At an election rally in Karnataka’s Gadag on May 5, campaigner-par-excellence, Prime Minister Narendra Modi, attacked the Congress over graft, saying the party has built a “corruption tank that was filled with money looted from people in Karnataka, whose pipeline opened directly in Delhi”.
While the BJP has led the way, the Congress has not done much better. Photo: PTI
The prime minister also accused the Congress of selling poll tickets and the chief minister’s post through a tender process to the highest bidder.
One wonders what the PM would say about his own party, which has given the most number of tickets to leaders with criminal backgrounds and crorepatis, a fact that was revealed after an analysis of candidates’ poll affidavits by Association for Democratic Reforms (ADR) along with Karnataka Election Watch.
According to the ADR report: “Among major parties, 83 (37 per cent) out of 224 candidates from BJP, 59 (27 per cent) out of 220 candidates analysed from Indian Nataional Congress, 41 (21 per cent) out of 199 candidates analysed from Janata Dal Secular (JDS), five (20 per cent) out of 25 candidates analysed from Janata Dal United (JDU), five (19 per cent) out of 27 candidates analysed from Aam Aadmi Party (AAP) and 108 (10 per cent) out of 1,090 independent candidates have declared criminal cases against themselves in their affidavits.”
Among moneybags too, the BJP has led the way, though the Congress was not too far behind, in an election in which 33 per cent candidates are crorepatis. Of the BJP’s 223 candidates, 208 (93 per cent) have declared assets worth more than Rs 1 crore. A total of 207 (94 per cent) of the 220 candidates from the Congress, 154 (77 per cent) of the 199 candidates from Janata Dal Secular and 199 (18 per cent) of the 1,090 independents have declared assets worth over Rs 1 crore.
In an election where the issue of corruption has been under constant spotlight, the BJP’s choice of CM candidate and the rehabilitation of the Reddy brothers betrays the fact that the nexus between money, muscle power and politics is strengthening instead of weakening.
Mining taint on clean governance
For the BJP, the report flies in the face of everything that the party professes on the national stage. The Karnataka campaign by its star campaigners – PM Modi and Amit Shah – has betrayed a rather hysterical note. While Shah has made uncharacteristic mistakes – he called the party’s CM candidate BS Yeddyurappa “the most corrupt” – Modi has accused the Congress of defaming Bellary “even though it was well-governed between the 14th and 17th centuries”.
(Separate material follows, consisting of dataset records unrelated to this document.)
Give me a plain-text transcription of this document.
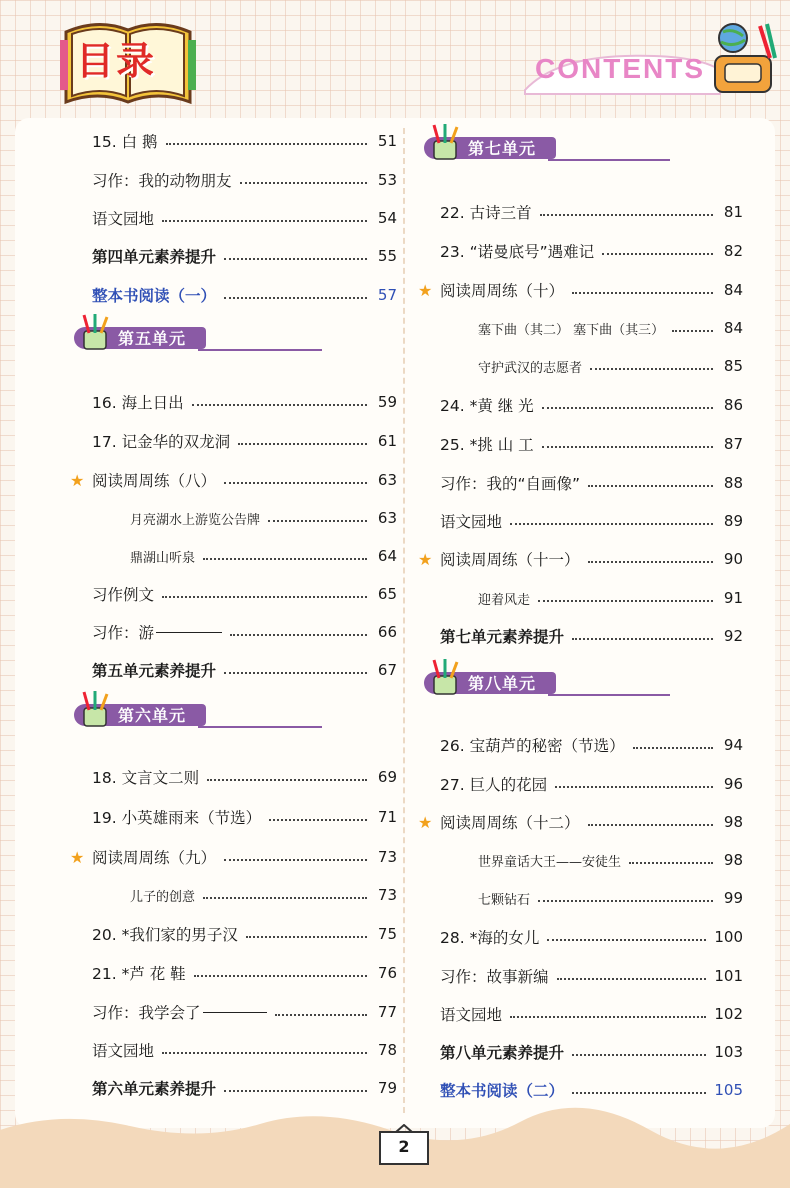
目录	CONTENTS
2
15. 白 鹅	51
习作：我的动物朋友	53
语文园地	54
第四单元素养提升	55
整本书阅读（一）	57
16. 海上日出	59
17. 记金华的双龙洞	61
★ 阅读周周练（八）	63
月亮湖水上游览公告牌	63
鼎湖山听泉	64
习作例文	65
习作：游	66
第五单元素养提升	67
18. 文言文二则	69
19. 小英雄雨来（节选）	71
★ 阅读周周练（九）	73
儿子的创意	73
20. *我们家的男子汉	75
21. *芦 花 鞋	76
习作：我学会了	77
语文园地	78
第六单元素养提升	79
22. 古诗三首	81
23. “诺曼底号”遇难记	82
★ 阅读周周练（十）	84
塞下曲（其二） 塞下曲（其三）	84
守护武汉的志愿者	85
24. *黄 继 光	86
25. *挑 山 工	87
习作：我的“自画像”	88
语文园地	89
★ 阅读周周练（十一）	90
迎着风走	91
第七单元素养提升	92
26. 宝葫芦的秘密（节选）	94
27. 巨人的花园	96
★ 阅读周周练（十二）	98
世界童话大王——安徒生	98
七颗钻石	99
28. *海的女儿	100
习作：故事新编	101
语文园地	102
第八单元素养提升	103
整本书阅读（二）	105
第五单元
第六单元
第七单元
第八单元
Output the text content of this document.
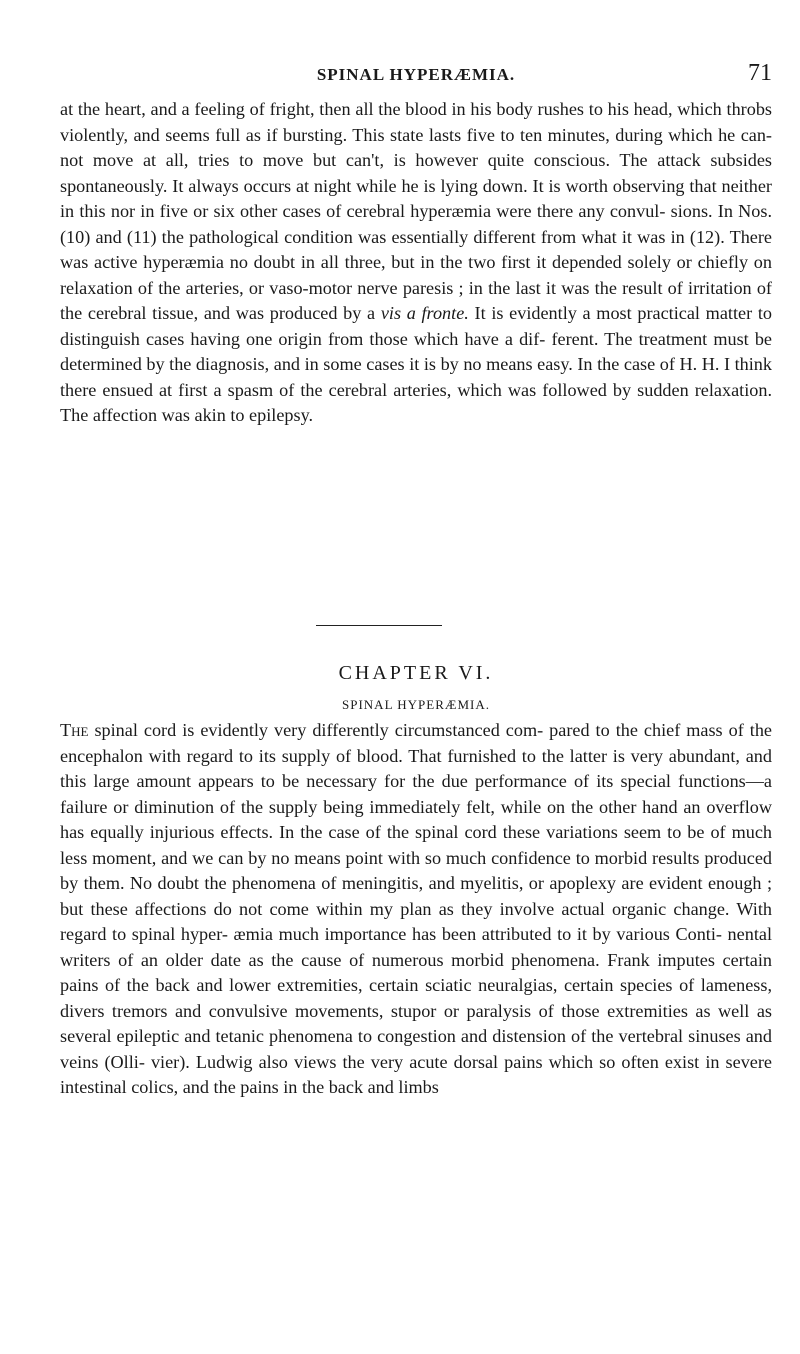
SPINAL HYPERÆMIA.	71

at the heart, and a feeling of fright, then all the blood in his body rushes to his head, which throbs violently, and seems full as if bursting. This state lasts five to ten minutes, during which he can- not move at all, tries to move but can't, is however quite conscious. The attack subsides spontaneously. It always occurs at night while he is lying down. It is worth observing that neither in this nor in five or six other cases of cerebral hyperæmia were there any convul- sions. In Nos. (10) and (11) the pathological condition was essentially different from what it was in (12). There was active hyperæmia no doubt in all three, but in the two first it depended solely or chiefly on relaxation of the arteries, or vaso-motor nerve paresis ; in the last it was the result of irritation of the cerebral tissue, and was produced by a vis a fronte. It is evidently a most practical matter to distinguish cases having one origin from those which have a dif- ferent. The treatment must be determined by the diagnosis, and in some cases it is by no means easy. In the case of H. H. I think there ensued at first a spasm of the cerebral arteries, which was followed by sudden relaxation. The affection was akin to epilepsy.

CHAPTER VI.
SPINAL HYPERÆMIA.

The spinal cord is evidently very differently circumstanced com- pared to the chief mass of the encephalon with regard to its supply of blood. That furnished to the latter is very abundant, and this large amount appears to be necessary for the due performance of its special functions—a failure or diminution of the supply being immediately felt, while on the other hand an overflow has equally injurious effects. In the case of the spinal cord these variations seem to be of much less moment, and we can by no means point with so much confidence to morbid results produced by them. No doubt the phenomena of meningitis, and myelitis, or apoplexy are evident enough ; but these affections do not come within my plan as they involve actual organic change. With regard to spinal hyper- æmia much importance has been attributed to it by various Conti- nental writers of an older date as the cause of numerous morbid phenomena. Frank imputes certain pains of the back and lower extremities, certain sciatic neuralgias, certain species of lameness, divers tremors and convulsive movements, stupor or paralysis of those extremities as well as several epileptic and tetanic phenomena to congestion and distension of the vertebral sinuses and veins (Olli- vier). Ludwig also views the very acute dorsal pains which so often exist in severe intestinal colics, and the pains in the back and limbs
This is possibly because the “clean governance” party has been on the back foot over its obvious inability to do without Yeddyurappa and the mining baron trio of the Reddy brothers, whose scams and scandals had brought down the last BJP government in Karnataka.
While the BJP’s fortunes in the once Congress stronghold of Bellary have been built almost entirely on the money of the mining-scam accused Reddys, the ADR report now shows criminal taint on the party in other constituencies too. As it relentlessly chases its dream of a Congress-mukt Bharat, Karnataka is an important prize. Thus, while claims of clean governance dominate campaigns, money and muscle are deciding candidates.
The Congress has not done any better. Percentage-wise, it has fielded the most number of millionaire candidates, with the three richest candidates – Priya Krishna, from Govindarajanagar constituency, with assets worth Rs 1,020 crore, N Nagaraju from Hosakote, with assets worth Rs 1,015 crore, and the state energy minister DK Shivakumar from Kanakapura, with assets ruuing into Rs 840 crore – all belonging to it.
Karnatakas’s average per capita income, according to the state government’s latest economic survey (2015–16), is Rs 1,26,976.
It is anybody’s guess as to how much are these crorepati candidates likely to connect with the issues concerning the aam aadmi.
Criminality has long been an accepted part of Indian politics. According to a study published in The Economist, over the past three general elections in our country, a “candidate with a rap sheet of serious charges has had an 18 per cent chance of winning his or her race, compared with six per cent for a ‘clean’ rival.”
Post 2014, the country’s politics has seen a transformational shake-up, with BJP capturing state after state and reshaping the public narrative around dominant issues. However, as far as money and crime in politics are concerned, the more things change, the more they remain the same.